I highly recommend the video, it’s sort of amazing. What’s more amazing, however, is that the wikipedia page was created on November 29th, only one day before my roommate and I stumbled upon it. Even better, the page was marked for deletion seven minutes later, for being an unsourced neologism.

So, here’s my request: let’s save Cakerolling. Why? Because I’m a fan of whimsy, and because I’ve been Rickrolled enough times to think it’s funny (including my favorite rickroll, when the Misanthropologist called me from a wedding where “Never Gonna Give You Up” was actually playing).

Here’s the plan: Let’s source Cakerolling, and thus save it. One possible source? Why, this blogpost of course! Beyond that, I recommend Cakerolling your (cool, not watching Youtube vids indiscriminately at work) friends. Because we can. And because it would make Borges proud.

Next post will cover another Borgesian event – that we have been in a recession for a year now, and yet have only been in a recession for a day.

* “It’s a trap!”



  1. My predictions: A. Cakerolling will become a hit. It is irresistable. B. Cakerolling will get somebody fired. C. Time between A and B: 3 weeks.

  2. Dan, I’ve already told you in person (but I thought it was worth a comment), that this video is so endlessly fascinating that it inspired multiple layers of thought and research from both me and Shannon.

    At first, I was just determined to figure out the source of the supreme disturbingness surrounding this video. It didn’t take long to see that the source of the weirdness was that it had artfully twisted the cute “grown-up-ness” on the part of the main character, by the introduction of “adult content” in the other sense of the word “adult”.

    But then, it went further. I realized how ripe this Lazy-Town show was for modification. The catchy beats and hyper-active characters are perfect material to mold into all kinds of disturbing forms.

    Then I thought, is this a metaphor for our society’s treatment of women? First they’re cute when they’re grown-up acting, but by juxtaposition we can see the trajectory of this “cuteness” in the Lil’Jon video?

    But *then* I found another layer of craziness: the girl playing Stephanie (pink-haired protagonist of Lazy-Town) is actually 17! And not only that, but she’s trained as a hip-hop dancer (explaining why there’s an almost regaeton beat in “Cooking by the Book, and the girl’s dance style fits the hip-hop Lil’Jon video).

    I don’t even know what to make of this last discovery, but it only makes this somehow more disturbing to me.

  3. Michael

     /  December 4, 2008

    I don’t think you’ve quite pinned what it is about the video that people love, but at least you’re trying.

    And she was actually 14 or 15 when the episode was filmed.

    BTW, someone keeps deleting the cakerolling entry on Wikipedia even though it seems like a perfectly decent entry.
    Perhaps some overly wholesome dork who finds the video offensive?

  4. I just noticed that the “Nick Jr” logo is on the screen at all times, which means that whoever made this delightful music video had to copy it into each L’il Jon scene.

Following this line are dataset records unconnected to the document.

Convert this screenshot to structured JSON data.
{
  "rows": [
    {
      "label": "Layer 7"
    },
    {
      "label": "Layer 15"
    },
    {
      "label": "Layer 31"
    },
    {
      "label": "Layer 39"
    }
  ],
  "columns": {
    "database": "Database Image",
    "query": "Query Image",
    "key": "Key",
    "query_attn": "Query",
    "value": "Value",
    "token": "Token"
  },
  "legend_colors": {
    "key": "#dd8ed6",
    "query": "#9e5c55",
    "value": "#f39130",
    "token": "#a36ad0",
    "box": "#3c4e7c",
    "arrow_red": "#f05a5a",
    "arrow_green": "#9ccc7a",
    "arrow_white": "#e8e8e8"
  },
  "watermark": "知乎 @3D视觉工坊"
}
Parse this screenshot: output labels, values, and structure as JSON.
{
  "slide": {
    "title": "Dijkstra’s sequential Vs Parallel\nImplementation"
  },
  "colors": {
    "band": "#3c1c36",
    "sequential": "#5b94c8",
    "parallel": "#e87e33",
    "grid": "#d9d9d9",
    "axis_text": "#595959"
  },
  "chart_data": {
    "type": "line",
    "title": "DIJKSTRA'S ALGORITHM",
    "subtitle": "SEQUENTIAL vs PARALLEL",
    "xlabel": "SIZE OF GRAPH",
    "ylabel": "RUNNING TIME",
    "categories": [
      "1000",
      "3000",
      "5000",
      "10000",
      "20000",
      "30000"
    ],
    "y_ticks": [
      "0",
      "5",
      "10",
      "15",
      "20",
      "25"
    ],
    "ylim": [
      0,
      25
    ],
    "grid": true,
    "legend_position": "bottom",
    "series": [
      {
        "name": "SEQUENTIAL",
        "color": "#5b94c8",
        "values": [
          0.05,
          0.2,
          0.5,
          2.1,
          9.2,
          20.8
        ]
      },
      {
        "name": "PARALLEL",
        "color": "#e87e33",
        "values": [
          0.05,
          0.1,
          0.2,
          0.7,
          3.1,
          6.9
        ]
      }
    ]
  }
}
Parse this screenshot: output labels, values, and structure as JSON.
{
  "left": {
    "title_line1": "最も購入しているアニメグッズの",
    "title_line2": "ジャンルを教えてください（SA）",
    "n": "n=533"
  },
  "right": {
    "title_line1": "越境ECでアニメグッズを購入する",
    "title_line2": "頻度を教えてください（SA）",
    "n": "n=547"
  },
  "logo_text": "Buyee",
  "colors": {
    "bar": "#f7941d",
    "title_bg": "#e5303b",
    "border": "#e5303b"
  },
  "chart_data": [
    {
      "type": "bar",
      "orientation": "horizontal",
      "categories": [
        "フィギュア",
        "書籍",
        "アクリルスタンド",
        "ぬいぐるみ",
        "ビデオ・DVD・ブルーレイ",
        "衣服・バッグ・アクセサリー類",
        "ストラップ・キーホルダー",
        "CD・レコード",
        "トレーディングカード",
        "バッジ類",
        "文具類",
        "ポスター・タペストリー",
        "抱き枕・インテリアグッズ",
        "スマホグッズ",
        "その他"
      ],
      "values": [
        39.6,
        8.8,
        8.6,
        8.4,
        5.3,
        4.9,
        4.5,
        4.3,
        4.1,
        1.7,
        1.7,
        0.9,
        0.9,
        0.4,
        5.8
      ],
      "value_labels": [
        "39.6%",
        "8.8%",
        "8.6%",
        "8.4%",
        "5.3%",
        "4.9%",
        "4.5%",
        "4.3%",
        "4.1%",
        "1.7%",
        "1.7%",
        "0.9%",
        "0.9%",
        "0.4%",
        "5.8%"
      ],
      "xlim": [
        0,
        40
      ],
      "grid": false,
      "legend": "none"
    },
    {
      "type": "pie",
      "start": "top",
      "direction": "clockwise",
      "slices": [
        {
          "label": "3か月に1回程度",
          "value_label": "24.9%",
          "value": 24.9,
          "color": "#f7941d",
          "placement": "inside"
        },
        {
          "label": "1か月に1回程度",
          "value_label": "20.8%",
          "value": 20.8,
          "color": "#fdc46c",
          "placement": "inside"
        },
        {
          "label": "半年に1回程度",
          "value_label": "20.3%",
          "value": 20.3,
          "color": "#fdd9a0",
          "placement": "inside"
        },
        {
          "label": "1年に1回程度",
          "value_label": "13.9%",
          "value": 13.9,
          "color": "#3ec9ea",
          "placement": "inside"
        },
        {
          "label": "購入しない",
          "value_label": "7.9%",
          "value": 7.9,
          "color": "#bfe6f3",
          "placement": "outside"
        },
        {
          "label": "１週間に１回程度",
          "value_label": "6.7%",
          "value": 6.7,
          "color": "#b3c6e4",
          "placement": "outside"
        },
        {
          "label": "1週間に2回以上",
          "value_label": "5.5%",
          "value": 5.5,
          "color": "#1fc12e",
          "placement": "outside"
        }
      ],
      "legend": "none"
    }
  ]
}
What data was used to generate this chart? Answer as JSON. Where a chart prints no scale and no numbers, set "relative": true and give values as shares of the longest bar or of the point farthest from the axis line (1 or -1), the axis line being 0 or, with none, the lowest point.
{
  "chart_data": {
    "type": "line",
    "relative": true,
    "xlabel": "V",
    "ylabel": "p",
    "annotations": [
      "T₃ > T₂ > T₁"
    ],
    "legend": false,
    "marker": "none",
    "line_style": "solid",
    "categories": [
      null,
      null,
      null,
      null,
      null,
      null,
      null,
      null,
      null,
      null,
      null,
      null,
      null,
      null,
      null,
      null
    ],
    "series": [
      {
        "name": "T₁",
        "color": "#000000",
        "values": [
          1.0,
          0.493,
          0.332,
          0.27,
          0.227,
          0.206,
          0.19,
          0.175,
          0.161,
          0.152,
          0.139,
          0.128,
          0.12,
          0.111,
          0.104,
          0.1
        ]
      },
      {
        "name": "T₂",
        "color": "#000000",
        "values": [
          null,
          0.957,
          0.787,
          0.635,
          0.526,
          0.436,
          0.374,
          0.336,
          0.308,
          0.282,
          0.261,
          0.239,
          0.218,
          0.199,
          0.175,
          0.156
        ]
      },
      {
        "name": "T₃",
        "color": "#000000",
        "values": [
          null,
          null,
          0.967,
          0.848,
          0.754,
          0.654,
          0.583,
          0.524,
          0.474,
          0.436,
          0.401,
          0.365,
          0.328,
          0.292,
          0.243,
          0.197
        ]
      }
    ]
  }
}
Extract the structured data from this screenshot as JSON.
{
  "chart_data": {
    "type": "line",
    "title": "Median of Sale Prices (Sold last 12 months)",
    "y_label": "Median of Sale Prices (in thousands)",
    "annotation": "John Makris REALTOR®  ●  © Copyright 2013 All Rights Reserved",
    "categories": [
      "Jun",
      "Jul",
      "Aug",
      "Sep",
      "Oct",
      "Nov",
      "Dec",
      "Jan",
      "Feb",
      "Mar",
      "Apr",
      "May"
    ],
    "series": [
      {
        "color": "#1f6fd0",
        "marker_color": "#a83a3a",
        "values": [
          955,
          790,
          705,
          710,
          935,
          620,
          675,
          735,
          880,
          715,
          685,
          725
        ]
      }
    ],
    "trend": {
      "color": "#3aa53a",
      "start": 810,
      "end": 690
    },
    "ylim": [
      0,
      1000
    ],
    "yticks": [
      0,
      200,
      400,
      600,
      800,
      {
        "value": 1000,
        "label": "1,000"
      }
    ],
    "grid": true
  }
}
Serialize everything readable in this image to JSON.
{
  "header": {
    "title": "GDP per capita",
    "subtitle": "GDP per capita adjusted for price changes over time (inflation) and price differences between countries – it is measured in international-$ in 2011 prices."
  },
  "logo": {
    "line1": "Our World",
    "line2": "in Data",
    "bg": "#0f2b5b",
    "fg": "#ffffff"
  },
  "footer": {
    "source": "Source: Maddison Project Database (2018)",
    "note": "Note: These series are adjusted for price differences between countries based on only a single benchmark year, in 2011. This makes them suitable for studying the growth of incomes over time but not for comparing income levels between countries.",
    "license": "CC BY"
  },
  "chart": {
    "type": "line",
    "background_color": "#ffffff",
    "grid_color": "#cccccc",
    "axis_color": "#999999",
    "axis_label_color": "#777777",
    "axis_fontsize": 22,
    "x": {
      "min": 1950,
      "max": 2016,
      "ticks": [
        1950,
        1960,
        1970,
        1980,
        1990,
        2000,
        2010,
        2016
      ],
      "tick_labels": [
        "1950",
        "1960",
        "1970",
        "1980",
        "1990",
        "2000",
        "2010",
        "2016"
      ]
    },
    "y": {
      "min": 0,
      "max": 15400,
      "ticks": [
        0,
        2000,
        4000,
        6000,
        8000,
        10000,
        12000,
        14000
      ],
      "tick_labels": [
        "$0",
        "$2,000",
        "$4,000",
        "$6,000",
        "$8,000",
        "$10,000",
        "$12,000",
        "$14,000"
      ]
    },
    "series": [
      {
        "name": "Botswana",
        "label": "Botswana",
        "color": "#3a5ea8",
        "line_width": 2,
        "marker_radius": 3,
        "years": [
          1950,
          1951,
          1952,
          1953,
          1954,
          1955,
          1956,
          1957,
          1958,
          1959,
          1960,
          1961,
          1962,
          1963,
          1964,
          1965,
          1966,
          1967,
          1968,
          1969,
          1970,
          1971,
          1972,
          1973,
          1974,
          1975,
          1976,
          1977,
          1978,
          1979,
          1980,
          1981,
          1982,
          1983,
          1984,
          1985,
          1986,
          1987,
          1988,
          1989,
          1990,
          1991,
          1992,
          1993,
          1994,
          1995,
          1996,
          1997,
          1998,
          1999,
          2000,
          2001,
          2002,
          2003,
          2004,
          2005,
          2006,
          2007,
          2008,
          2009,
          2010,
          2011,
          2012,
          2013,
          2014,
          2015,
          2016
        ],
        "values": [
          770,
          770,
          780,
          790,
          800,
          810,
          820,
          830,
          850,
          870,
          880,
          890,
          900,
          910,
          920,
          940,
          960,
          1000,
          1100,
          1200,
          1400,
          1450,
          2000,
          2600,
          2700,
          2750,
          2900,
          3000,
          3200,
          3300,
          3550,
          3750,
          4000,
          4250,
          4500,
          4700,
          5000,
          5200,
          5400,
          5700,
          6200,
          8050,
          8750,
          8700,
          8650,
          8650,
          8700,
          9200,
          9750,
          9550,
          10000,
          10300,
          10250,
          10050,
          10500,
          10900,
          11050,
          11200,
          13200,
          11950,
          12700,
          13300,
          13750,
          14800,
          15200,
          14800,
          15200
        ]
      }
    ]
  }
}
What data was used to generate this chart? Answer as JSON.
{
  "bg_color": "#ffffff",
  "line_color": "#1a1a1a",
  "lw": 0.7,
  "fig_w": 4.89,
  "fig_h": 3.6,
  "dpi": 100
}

That’s the type of attention to detail that really makes this video a winner.

    Also, by comparing this mash-up with the original “Cooking by the Book” video, you can tell that the producer of this video used many scenes from other episodes of LazyTown. I take from this that s/he has a deep appreciation for the original material.

    The most disturbing imagery is when the character Stephanie picks up the caulking gun and then we see white “frosting” being ejaculated, while Mr. Jon sings “grab that dick it’s yours, bitch” (0:57). Classy.

    I think this video really sticks with people because of the ease by which Stephanie is sexualized. L’il Jon is a caricature of himself, as Chappelle so adroitly demonstrated, and adds nothing of his own. Much like litmus paper, by adding L’il Jon to any situation we can see the level of potential decontextualized sexualization (PDS). I call this “the L’il Jon test.”